Está em discussão no Congresso um projeto para fazer com que os juros acompanhem a taxa dos títulos públicos atrelados à inflação com vencimento em cinco anos, que hoje é o IPCA mais cerca de 5% ao ano. Atualmente, o banco cobra 7% ao ano, menos do que a taxa Selic, o que exige que os empréstimos sejam subsidiados.
“Os bancos não serão mais os grandes financiadores de projetos de longo prazo no Brasil. Incentivamos as empresas a ir ao mercado de capitais", diz Alberto Fernandes, vice-presidente executivo do banco Itaú BBA.
O momento também tem se mostra do favorável para as aberturas de capital. Houve sete ofertas de ações neste ano - e, até o fechamento desta edição, mais duas empresas haviam informado ao mercado a decisão de abrir o capital, entre elas a fabricante de alimentos Camil. “As janelas abrem e fecham, mas é importante estar preparado para capturar as oportunidades", diz John Rodgerson, presidente da companhia aérea Azul, que, depois de anos de preparação, fez sua oferta inicial de ações em abril e captou 2 bilhões de reais. “A inflação e os juros, fundamentos importantes da economia, estão melhorando apesar da crise política.
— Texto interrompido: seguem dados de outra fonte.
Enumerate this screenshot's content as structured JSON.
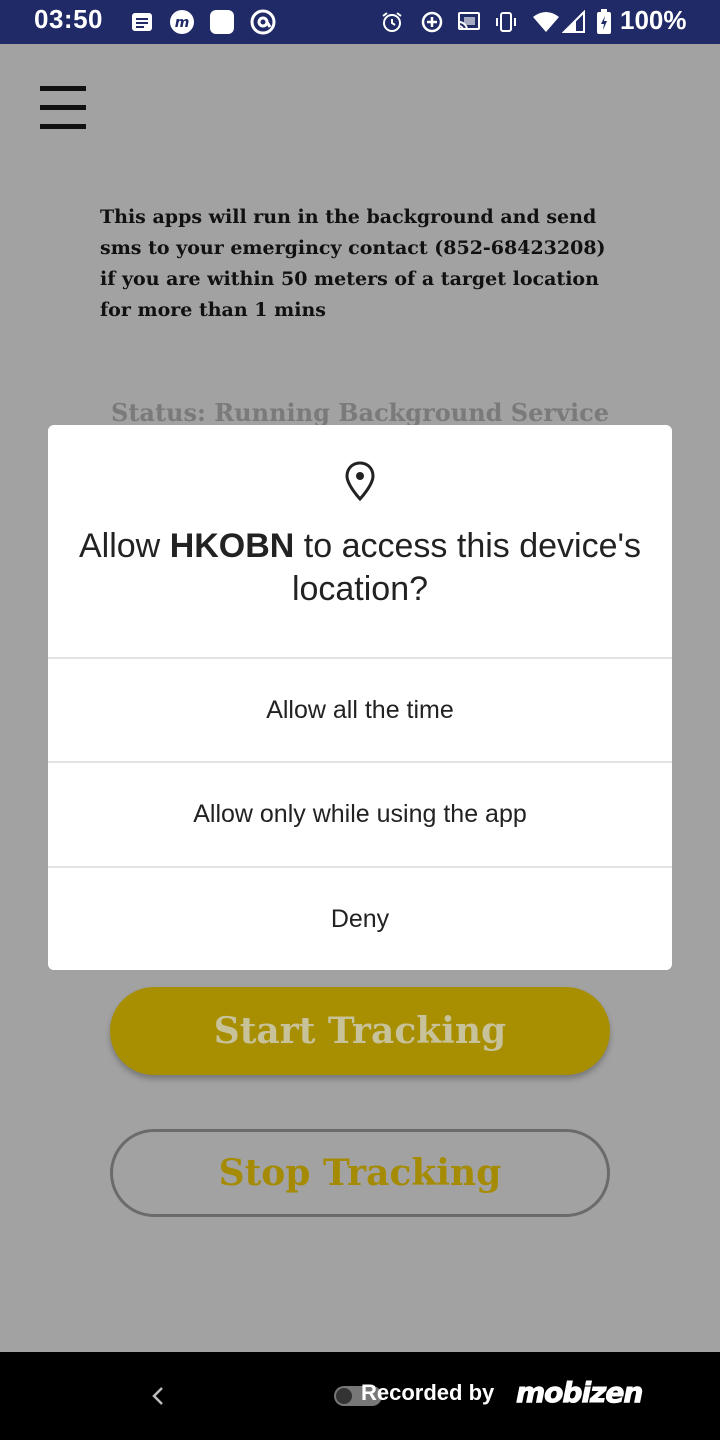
{
  "status_bar": {
    "time": "03:50",
    "battery": "100%",
    "icons": [
      "notification-list-icon",
      "m-app-icon",
      "blank-square-icon",
      "at-circle-icon",
      "alarm-icon",
      "data-saver-icon",
      "cast-icon",
      "vibrate-icon",
      "wifi-icon",
      "cell-signal-icon",
      "battery-icon"
    ]
  },
  "app": {
    "info_text": "This apps will run in the background and send sms to your emergincy contact (852-68423208) if you are within 50 meters of a target location for more than 1 mins",
    "status": "Status: Running Background Service",
    "start_button": "Start Tracking",
    "stop_button": "Stop Tracking"
  },
  "dialog": {
    "title_prefix": "Allow ",
    "app_name": "HKOBN",
    "title_suffix": " to access this device's location?",
    "options": [
      "Allow all the time",
      "Allow only while using the app",
      "Deny"
    ]
  },
  "navbar": {
    "recorded_by": "Recorded by",
    "logo": "mobizen"
  },
  "colors": {
    "status_bar": "#1f2a66",
    "scrim": "#a2a2a2",
    "accent_gold": "#a78f01",
    "dialog_bg": "#ffffff"
  }
}
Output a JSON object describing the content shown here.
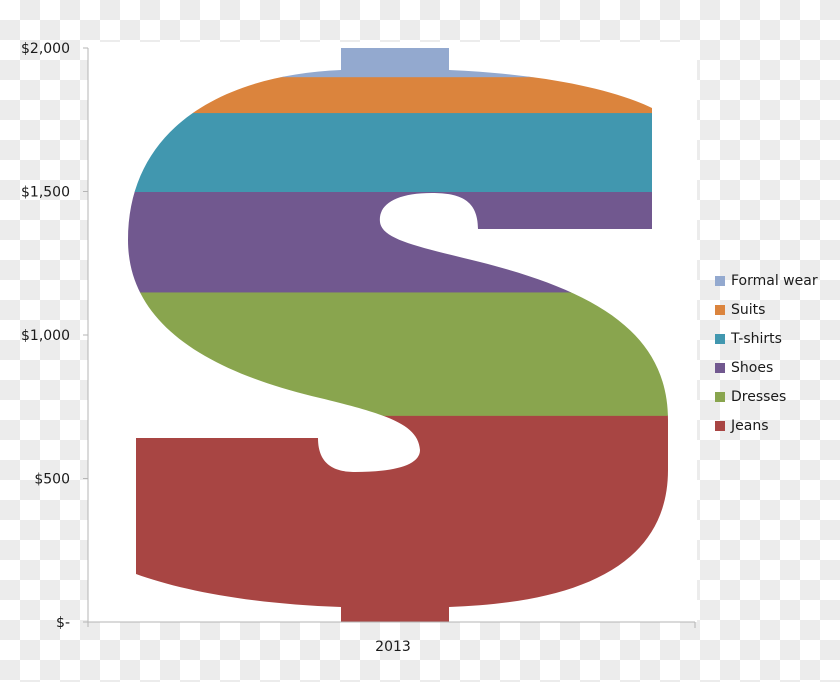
{
  "chart_data": {
    "type": "bar",
    "subtype": "stacked-column-pictograph",
    "title": "",
    "xlabel": "",
    "ylabel": "",
    "categories": [
      "2013"
    ],
    "ylim": [
      0,
      2000
    ],
    "yticks": [
      0,
      500,
      1000,
      1500,
      2000
    ],
    "ytick_labels": [
      "$-",
      "$500",
      "$1,000",
      "$1,500",
      "$2,000"
    ],
    "grid": false,
    "legend_position": "right",
    "series": [
      {
        "name": "Jeans",
        "values": [
          720
        ],
        "color": "#a84543"
      },
      {
        "name": "Dresses",
        "values": [
          430
        ],
        "color": "#89a54e"
      },
      {
        "name": "Shoes",
        "values": [
          350
        ],
        "color": "#71588f"
      },
      {
        "name": "T-shirts",
        "values": [
          275
        ],
        "color": "#4197af"
      },
      {
        "name": "Suits",
        "values": [
          125
        ],
        "color": "#db843d"
      },
      {
        "name": "Formal wear",
        "values": [
          100
        ],
        "color": "#93a9cf"
      }
    ]
  },
  "legend": {
    "items": [
      {
        "label": "Formal wear",
        "color": "#93a9cf"
      },
      {
        "label": "Suits",
        "color": "#db843d"
      },
      {
        "label": "T-shirts",
        "color": "#4197af"
      },
      {
        "label": "Shoes",
        "color": "#71588f"
      },
      {
        "label": "Dresses",
        "color": "#89a54e"
      },
      {
        "label": "Jeans",
        "color": "#a84543"
      }
    ]
  }
}
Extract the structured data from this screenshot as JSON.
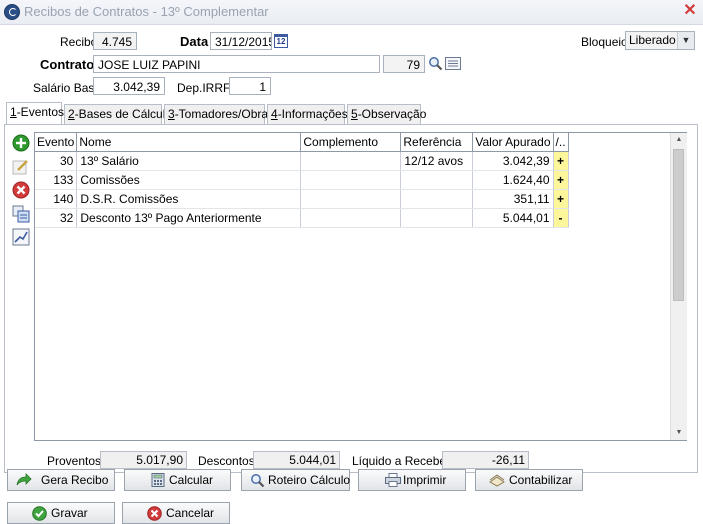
{
  "window": {
    "title": "Recibos de Contratos - 13º Complementar",
    "close": "✕"
  },
  "header": {
    "recibo_label": "Recibo",
    "recibo_value": "4.745",
    "data_label": "Data",
    "data_value": "31/12/2015",
    "calendar_text": "12",
    "bloqueio_label": "Bloqueio",
    "bloqueio_value": "Liberado",
    "contrato_label": "Contrato",
    "contrato_name": "JOSE LUIZ PAPINI",
    "contrato_code": "79",
    "salario_label": "Salário Base",
    "salario_value": "3.042,39",
    "dep_label": "Dep.IRRF",
    "dep_value": "1"
  },
  "tabs": [
    {
      "key": "1",
      "label": "-Eventos"
    },
    {
      "key": "2",
      "label": "-Bases de Cálculo"
    },
    {
      "key": "3",
      "label": "-Tomadores/Obras"
    },
    {
      "key": "4",
      "label": "-Informações"
    },
    {
      "key": "5",
      "label": "-Observação"
    }
  ],
  "grid": {
    "columns": [
      "Evento",
      "Nome",
      "Complemento",
      "Referência",
      "Valor Apurado",
      "/.."
    ],
    "rows": [
      {
        "evento": "30",
        "nome": "13º Salário",
        "complemento": "",
        "referencia": "12/12 avos",
        "valor": "3.042,39",
        "flag": "+"
      },
      {
        "evento": "133",
        "nome": "Comissões",
        "complemento": "",
        "referencia": "",
        "valor": "1.624,40",
        "flag": "+"
      },
      {
        "evento": "140",
        "nome": "D.S.R. Comissões",
        "complemento": "",
        "referencia": "",
        "valor": "351,11",
        "flag": "+"
      },
      {
        "evento": "32",
        "nome": "Desconto 13º Pago Anteriormente",
        "complemento": "",
        "referencia": "",
        "valor": "5.044,01",
        "flag": "-"
      }
    ]
  },
  "totals": {
    "proventos_label": "Proventos",
    "proventos_value": "5.017,90",
    "descontos_label": "Descontos",
    "descontos_value": "5.044,01",
    "liquido_label": "Líquido a Receber",
    "liquido_value": "-26,11"
  },
  "buttons": {
    "gera_recibo": "Gera Recibo",
    "calcular": "Calcular",
    "roteiro": "Roteiro Cálculo",
    "imprimir": "Imprimir",
    "contabilizar": "Contabilizar",
    "gravar": "Gravar",
    "cancelar": "Cancelar"
  },
  "colors": {
    "flag_bg": "#fdf69a",
    "add_green": "#2e9a2e",
    "delete_red": "#d23b3b",
    "accent_blue": "#3b5aa0"
  }
}
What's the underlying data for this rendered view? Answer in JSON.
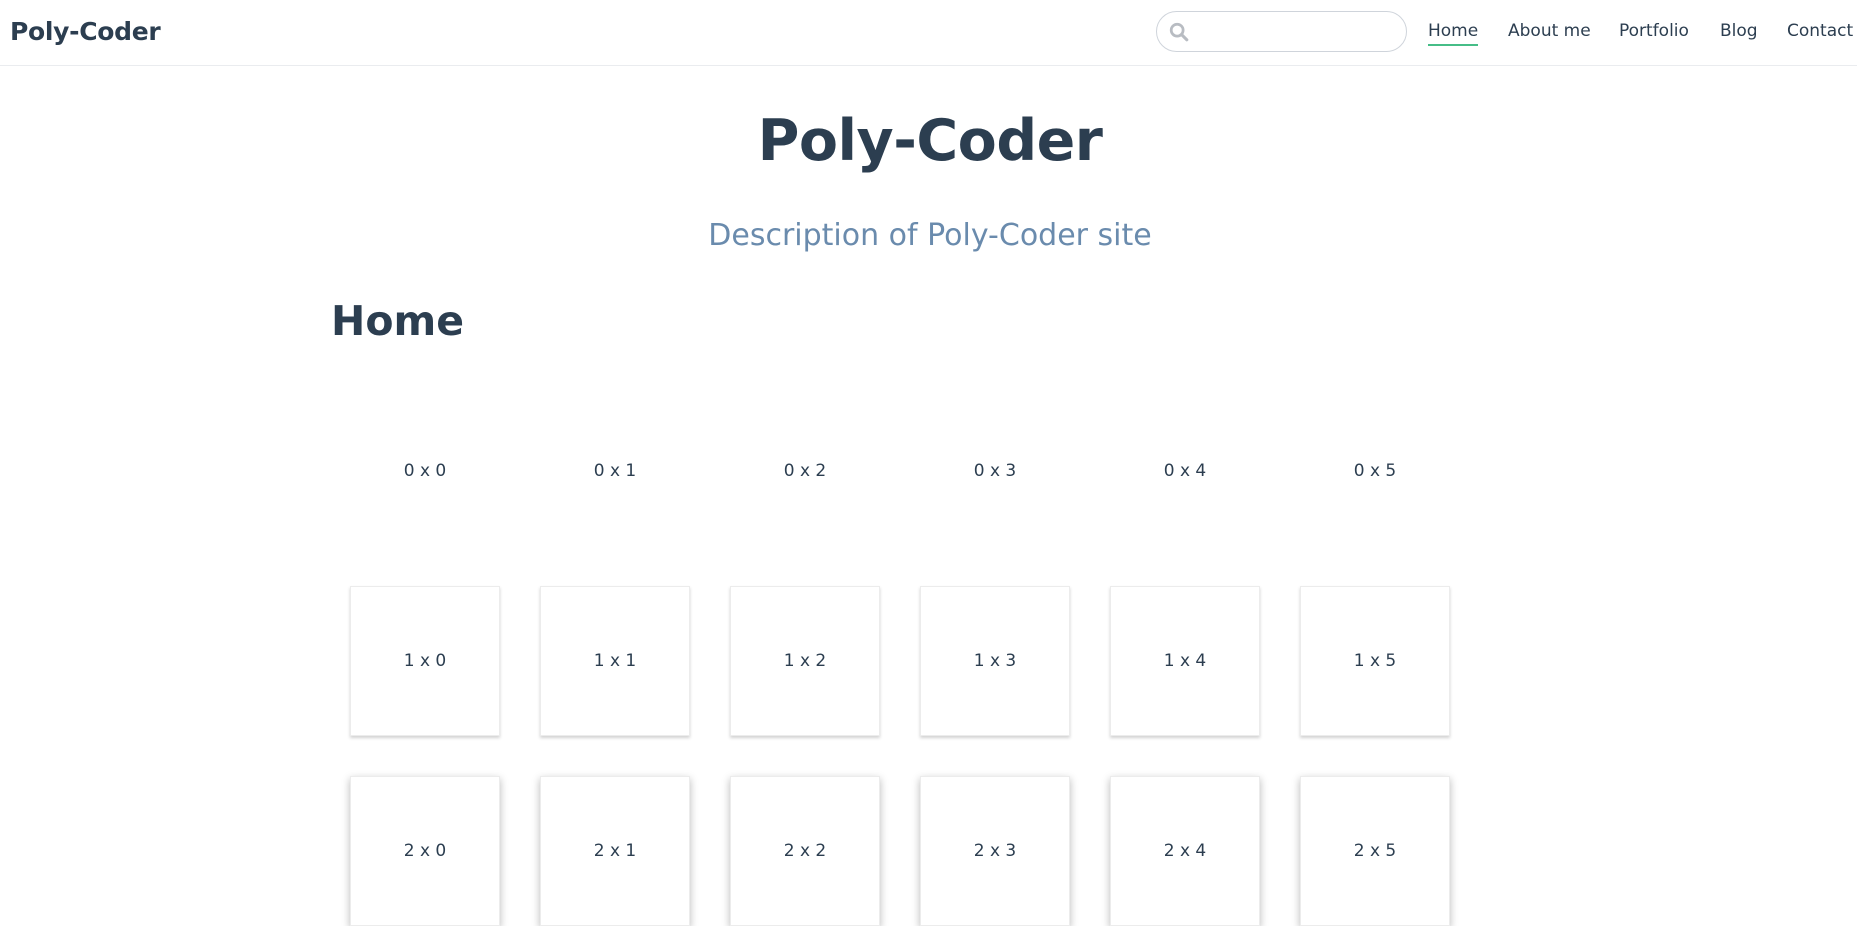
{
  "navbar": {
    "site_name": "Poly-Coder",
    "search": {
      "value": "",
      "placeholder": ""
    },
    "links": [
      {
        "label": "Home",
        "active": true
      },
      {
        "label": "About me",
        "active": false
      },
      {
        "label": "Portfolio",
        "active": false
      },
      {
        "label": "Blog",
        "active": false
      },
      {
        "label": "Contact",
        "active": false
      }
    ]
  },
  "hero": {
    "title": "Poly-Coder",
    "description": "Description of Poly-Coder site"
  },
  "page": {
    "heading": "Home"
  },
  "grid": {
    "rows": [
      [
        "0 x 0",
        "0 x 1",
        "0 x 2",
        "0 x 3",
        "0 x 4",
        "0 x 5"
      ],
      [
        "1 x 0",
        "1 x 1",
        "1 x 2",
        "1 x 3",
        "1 x 4",
        "1 x 5"
      ],
      [
        "2 x 0",
        "2 x 1",
        "2 x 2",
        "2 x 3",
        "2 x 4",
        "2 x 5"
      ]
    ]
  },
  "colors": {
    "text": "#2c3e50",
    "accent": "#46bd87",
    "description": "#6a8bad"
  }
}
Isso atrai investidores para a bolsa brasileira”, diz André Rosenblít, diretor de renda variável do banco Santander. Quem ainda não sentiu os efeitos dessa melhora foram as empresas de menor porte, que não têm acesso ao mercado de capitais para emitir títulos, muito menos ações. Para elas, que dependem de uma recuperação mais sólida da economia e de financiamento bancário para sair do sufoco, a crise continua dramática.